Nov. 10, 2010 /EIN Presswire/ – Thirty-six law-breaking vessels received 13.5 million euros in EU subsidies over a 12-year period from 1994 to 2006, an investigative report disclosed today. The report focuses on Spain and France and matches records of convictions with subsidy payments.

Earlier this week an international team of investigative journalists blew the whistle on illegal bluefin tuna fishing which created a massive black market for the product and decimated stocks of the species.

Jack Thurston, co-founder of the website fishsubsidy.org, said that the results of the link between subsidies and convictions do not include the full extent of the problem, since European governments are not required to publish comprehensive lists of convictions for illegal fishing. This is the first study that draws the link between subsidies and illegal fishing from information currently on the public record.

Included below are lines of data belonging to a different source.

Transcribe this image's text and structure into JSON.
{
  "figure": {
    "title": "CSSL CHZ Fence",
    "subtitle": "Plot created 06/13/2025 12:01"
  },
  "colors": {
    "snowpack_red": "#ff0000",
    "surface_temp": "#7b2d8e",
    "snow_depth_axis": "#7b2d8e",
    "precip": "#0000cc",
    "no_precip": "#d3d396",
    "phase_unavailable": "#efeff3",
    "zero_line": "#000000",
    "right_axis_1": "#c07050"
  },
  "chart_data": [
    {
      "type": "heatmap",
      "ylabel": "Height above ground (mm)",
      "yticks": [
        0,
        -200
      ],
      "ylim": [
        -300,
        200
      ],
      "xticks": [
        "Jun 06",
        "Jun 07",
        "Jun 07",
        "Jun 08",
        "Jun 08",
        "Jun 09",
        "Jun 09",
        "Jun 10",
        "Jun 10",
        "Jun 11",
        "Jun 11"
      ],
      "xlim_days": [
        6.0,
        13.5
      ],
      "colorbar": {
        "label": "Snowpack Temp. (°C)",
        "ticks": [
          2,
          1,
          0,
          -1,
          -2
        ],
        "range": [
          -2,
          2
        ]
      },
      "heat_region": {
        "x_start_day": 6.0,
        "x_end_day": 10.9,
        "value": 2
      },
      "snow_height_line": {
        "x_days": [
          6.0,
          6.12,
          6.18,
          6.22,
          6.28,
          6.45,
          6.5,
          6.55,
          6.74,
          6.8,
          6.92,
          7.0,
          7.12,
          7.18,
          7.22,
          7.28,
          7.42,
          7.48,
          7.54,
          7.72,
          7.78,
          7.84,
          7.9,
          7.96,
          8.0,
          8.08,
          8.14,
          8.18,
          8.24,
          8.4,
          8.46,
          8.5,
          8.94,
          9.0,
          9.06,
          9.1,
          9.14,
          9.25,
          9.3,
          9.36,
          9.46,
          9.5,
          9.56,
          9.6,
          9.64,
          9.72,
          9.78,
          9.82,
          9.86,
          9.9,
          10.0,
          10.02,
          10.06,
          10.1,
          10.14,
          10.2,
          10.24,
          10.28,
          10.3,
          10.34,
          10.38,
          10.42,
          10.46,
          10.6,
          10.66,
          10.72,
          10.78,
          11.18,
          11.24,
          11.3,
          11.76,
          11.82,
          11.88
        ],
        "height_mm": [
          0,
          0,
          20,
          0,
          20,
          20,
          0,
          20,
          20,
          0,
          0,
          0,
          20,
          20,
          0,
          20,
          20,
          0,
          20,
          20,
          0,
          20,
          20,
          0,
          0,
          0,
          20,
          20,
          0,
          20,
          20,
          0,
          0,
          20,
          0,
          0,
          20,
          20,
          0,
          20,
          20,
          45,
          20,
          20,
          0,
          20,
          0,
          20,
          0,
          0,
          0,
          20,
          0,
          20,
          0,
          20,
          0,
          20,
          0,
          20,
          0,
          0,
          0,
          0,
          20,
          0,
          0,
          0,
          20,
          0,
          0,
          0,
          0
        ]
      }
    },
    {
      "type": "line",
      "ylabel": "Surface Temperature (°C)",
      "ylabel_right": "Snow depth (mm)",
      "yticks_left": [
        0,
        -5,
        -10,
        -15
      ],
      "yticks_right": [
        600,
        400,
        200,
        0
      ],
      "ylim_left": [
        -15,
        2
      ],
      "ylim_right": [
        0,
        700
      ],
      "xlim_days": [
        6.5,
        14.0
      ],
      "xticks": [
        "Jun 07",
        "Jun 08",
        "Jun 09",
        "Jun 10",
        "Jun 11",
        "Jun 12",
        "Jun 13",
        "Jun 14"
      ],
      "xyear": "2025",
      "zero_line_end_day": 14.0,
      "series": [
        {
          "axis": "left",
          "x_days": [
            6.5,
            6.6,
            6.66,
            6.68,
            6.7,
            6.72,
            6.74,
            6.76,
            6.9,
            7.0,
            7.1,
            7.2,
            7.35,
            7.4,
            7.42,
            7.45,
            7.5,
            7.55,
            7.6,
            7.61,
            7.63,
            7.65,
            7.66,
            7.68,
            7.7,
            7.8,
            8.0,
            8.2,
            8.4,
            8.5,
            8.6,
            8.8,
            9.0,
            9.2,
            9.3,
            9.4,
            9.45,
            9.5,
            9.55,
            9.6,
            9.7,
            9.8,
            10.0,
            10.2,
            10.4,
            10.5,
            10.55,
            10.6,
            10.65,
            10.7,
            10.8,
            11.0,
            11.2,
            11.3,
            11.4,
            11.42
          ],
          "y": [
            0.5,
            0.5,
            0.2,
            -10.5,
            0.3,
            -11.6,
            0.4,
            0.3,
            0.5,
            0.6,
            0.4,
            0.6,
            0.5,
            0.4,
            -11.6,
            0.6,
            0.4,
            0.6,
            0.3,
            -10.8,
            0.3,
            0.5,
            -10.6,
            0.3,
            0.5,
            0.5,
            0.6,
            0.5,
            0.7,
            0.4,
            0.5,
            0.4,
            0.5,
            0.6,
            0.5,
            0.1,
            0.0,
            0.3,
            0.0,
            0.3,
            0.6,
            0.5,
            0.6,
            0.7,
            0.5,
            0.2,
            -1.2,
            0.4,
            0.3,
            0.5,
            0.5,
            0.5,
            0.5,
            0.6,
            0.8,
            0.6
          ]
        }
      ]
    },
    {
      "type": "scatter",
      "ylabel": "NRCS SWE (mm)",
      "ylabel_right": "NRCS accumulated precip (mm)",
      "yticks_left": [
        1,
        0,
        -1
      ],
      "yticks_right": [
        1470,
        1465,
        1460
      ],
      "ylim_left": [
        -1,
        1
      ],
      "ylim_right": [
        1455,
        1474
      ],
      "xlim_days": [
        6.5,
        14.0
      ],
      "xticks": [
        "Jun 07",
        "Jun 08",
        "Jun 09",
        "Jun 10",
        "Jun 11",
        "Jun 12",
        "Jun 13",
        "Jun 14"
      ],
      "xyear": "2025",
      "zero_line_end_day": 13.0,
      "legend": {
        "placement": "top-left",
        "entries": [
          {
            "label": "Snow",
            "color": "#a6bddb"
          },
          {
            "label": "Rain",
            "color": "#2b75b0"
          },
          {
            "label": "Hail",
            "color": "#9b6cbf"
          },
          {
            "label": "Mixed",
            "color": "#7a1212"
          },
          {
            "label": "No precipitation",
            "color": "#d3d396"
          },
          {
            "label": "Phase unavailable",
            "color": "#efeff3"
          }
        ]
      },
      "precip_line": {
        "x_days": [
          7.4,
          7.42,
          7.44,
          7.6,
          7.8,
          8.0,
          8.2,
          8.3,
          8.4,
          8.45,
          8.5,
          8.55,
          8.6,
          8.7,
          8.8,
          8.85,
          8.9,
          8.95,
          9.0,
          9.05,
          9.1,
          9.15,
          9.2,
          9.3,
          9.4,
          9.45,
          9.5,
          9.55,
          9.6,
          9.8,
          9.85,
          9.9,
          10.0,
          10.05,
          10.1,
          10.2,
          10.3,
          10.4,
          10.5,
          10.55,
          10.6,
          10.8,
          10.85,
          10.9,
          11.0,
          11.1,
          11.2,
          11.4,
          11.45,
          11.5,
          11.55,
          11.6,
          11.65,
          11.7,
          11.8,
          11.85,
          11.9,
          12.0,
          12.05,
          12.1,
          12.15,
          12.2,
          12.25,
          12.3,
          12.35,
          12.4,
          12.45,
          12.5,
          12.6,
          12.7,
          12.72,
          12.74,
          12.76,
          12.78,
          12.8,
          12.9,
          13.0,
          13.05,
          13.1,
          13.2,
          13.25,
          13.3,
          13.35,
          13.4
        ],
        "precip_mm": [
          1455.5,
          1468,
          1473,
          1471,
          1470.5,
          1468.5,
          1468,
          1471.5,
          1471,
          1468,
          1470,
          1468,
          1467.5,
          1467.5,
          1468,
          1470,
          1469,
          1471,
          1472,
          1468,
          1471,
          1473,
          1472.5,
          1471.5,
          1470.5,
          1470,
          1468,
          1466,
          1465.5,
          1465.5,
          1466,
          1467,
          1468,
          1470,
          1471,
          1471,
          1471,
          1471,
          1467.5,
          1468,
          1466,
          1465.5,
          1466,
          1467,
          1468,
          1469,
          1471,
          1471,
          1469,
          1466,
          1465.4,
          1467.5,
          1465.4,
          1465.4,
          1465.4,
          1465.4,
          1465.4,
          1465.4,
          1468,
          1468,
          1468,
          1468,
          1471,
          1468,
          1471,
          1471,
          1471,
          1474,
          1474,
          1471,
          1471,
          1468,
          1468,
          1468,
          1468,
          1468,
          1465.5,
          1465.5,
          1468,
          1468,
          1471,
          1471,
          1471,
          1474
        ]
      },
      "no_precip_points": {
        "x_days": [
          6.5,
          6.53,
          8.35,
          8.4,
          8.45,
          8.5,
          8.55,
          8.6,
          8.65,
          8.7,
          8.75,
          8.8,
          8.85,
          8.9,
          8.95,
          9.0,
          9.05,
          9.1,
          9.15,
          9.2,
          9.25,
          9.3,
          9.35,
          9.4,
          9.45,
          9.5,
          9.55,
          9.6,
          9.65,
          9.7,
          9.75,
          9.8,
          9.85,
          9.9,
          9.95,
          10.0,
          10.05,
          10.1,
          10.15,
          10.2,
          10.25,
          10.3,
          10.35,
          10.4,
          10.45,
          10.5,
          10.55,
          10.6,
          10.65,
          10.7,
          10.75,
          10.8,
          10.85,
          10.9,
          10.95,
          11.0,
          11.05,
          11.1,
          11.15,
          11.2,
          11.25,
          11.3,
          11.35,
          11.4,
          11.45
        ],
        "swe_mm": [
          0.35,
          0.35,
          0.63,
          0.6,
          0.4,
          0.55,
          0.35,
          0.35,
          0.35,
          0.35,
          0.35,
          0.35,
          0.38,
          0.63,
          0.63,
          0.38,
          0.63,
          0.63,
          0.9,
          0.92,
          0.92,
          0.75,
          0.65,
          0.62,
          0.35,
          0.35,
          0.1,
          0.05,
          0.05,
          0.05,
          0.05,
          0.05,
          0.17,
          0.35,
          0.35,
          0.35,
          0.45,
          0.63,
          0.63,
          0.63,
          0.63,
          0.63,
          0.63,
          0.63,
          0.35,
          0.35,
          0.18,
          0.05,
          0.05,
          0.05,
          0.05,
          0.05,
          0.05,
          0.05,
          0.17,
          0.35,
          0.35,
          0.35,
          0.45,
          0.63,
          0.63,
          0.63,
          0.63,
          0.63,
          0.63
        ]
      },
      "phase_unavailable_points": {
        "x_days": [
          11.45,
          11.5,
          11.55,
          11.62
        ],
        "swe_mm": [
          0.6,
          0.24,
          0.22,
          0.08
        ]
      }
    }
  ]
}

“EU Member States should ensure those in receipt of subsidies are not engaged in illegal fishing. Subsidies have in the past fueled overfishing; in the future they must be used to support a transition to more sustainable fishing.” said Markus Knigge of the Pew Environment Group, which commissioned the research into convictions and co-founded the fishsubsidy.org website that tracks EU fisheries subsidies payments.

Five of the vessels on the list received more than 1 million euro each in EU subsidies. They have been convicted of serious infringements ranging from logbook misreporting to captures under minimum size to use of illegal fishing gear and exceeding quota. Some of the vessels on the list have been convicted multiple times and have been heavily fined.

Monday, in Washington, DC, journalists from the D.C.-based International Consortium of Investigative Journalists reported that criminal misconduct on the part of fishermen, traders and fisheries managers has led to the overfishing of eastern Atlantic bluefin tuna over the past decade.